Desarraigo
A ratos me siento solo como un cacique en su poder absoluto
y me altero como una hoja que no ha sentido el viento durante
todo el día. Me siento solo, es decir, me pongo el corazón
en la mano y lo acaricio comprensivamente. Solo. Me siento
completamente aislado, desprendido, mutilado
del mundo, del mismo frío ambiente, de las mesas
de café abarrotadas de jóvenes conversacionales y marcusescos,
y extraigo un papel en blanco, le pinto un garabato
agresivo, una línea mortal como la marca de un veneno,
y miro a todas partes sin reconocerme, como si los espejos
disfrazaran su edad.
Salgo entonces a la calle y adopto
un aire de genio apócrifo, desgarbado y atraído
por la transitoria belleza de una verdad falsificada.
Compro un periódico, entro a una farmacia, me hundo en un cine
y arrastro algo así como una sordera genital,
un desequilibrio miedoso que me convierte en un ciudadano
convencional dispuesto a comprar una corbata genética
o un perfume publicitado en las pantallas de TV.
Vuelvo a casa malhumorado, con un resentimiento afónico,
y me hundo en la cama como un animal en su pajar
completo, en su hueco astillado pero con promesa
de confort amoldable. Duermo como si me hubieran
cortado la cabeza o abierto el cuerpo para sacarme los órganos dolientes.

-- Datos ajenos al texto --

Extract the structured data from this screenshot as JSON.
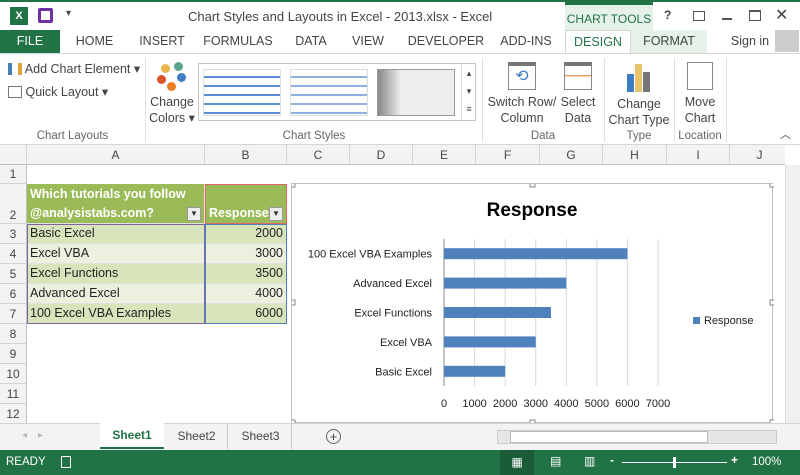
{
  "window": {
    "title": "Chart Styles and Layouts in Excel - 2013.xlsx - Excel",
    "context_tab": "CHART TOOLS",
    "sign_in": "Sign in"
  },
  "tabs": [
    "FILE",
    "HOME",
    "INSERT",
    "FORMULAS",
    "DATA",
    "VIEW",
    "DEVELOPER",
    "ADD-INS",
    "DESIGN",
    "FORMAT"
  ],
  "ribbon": {
    "add_chart_element": "Add Chart Element",
    "quick_layout": "Quick Layout",
    "change_colors_1": "Change",
    "change_colors_2": "Colors",
    "chart_layouts": "Chart Layouts",
    "chart_styles": "Chart Styles",
    "switch_1": "Switch Row/",
    "switch_2": "Column",
    "select_1": "Select",
    "select_2": "Data",
    "data_group": "Data",
    "change_type_1": "Change",
    "change_type_2": "Chart Type",
    "type_group": "Type",
    "move_1": "Move",
    "move_2": "Chart",
    "location_group": "Location"
  },
  "columns": [
    "A",
    "B",
    "C",
    "D",
    "E",
    "F",
    "G",
    "H",
    "I",
    "J"
  ],
  "rows": [
    "1",
    "2",
    "3",
    "4",
    "5",
    "6",
    "7",
    "8",
    "9",
    "10",
    "11",
    "12"
  ],
  "table": {
    "header_a1": "Which tutorials you follow",
    "header_a2": "@analysistabs.com?",
    "header_b": "Response",
    "rows": [
      {
        "name": "Basic Excel",
        "value": "2000"
      },
      {
        "name": "Excel VBA",
        "value": "3000"
      },
      {
        "name": "Excel Functions",
        "value": "3500"
      },
      {
        "name": "Advanced Excel",
        "value": "4000"
      },
      {
        "name": "100 Excel VBA Examples",
        "value": "6000"
      }
    ]
  },
  "chart_data": {
    "type": "bar",
    "title": "Response",
    "categories": [
      "100 Excel VBA Examples",
      "Advanced Excel",
      "Excel Functions",
      "Excel VBA",
      "Basic Excel"
    ],
    "series": [
      {
        "name": "Response",
        "values": [
          6000,
          4000,
          3500,
          3000,
          2000
        ]
      }
    ],
    "xlim": [
      0,
      7000
    ],
    "xticks": [
      "0",
      "1000",
      "2000",
      "3000",
      "4000",
      "5000",
      "6000",
      "7000"
    ],
    "legend": "right",
    "grid": true,
    "color": "#4f81bd"
  },
  "sheets": [
    "Sheet1",
    "Sheet2",
    "Sheet3"
  ],
  "status": {
    "ready": "READY",
    "zoom": "100%"
  }
}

Al despertar, rehago la dignidad, doy los buenos días,
me froto las manos con espíritu de camaradería fin de semana
y salgo, miro, contemplo un mundo ávido, un mundo
conectado entre sí que da las gracias y se habla por teléfono,
que protesta, acelera el paso, discute por un taxi,
un mundo recién peinado, que reniega y saluda
en un idioma elemental al cual no pertenezco.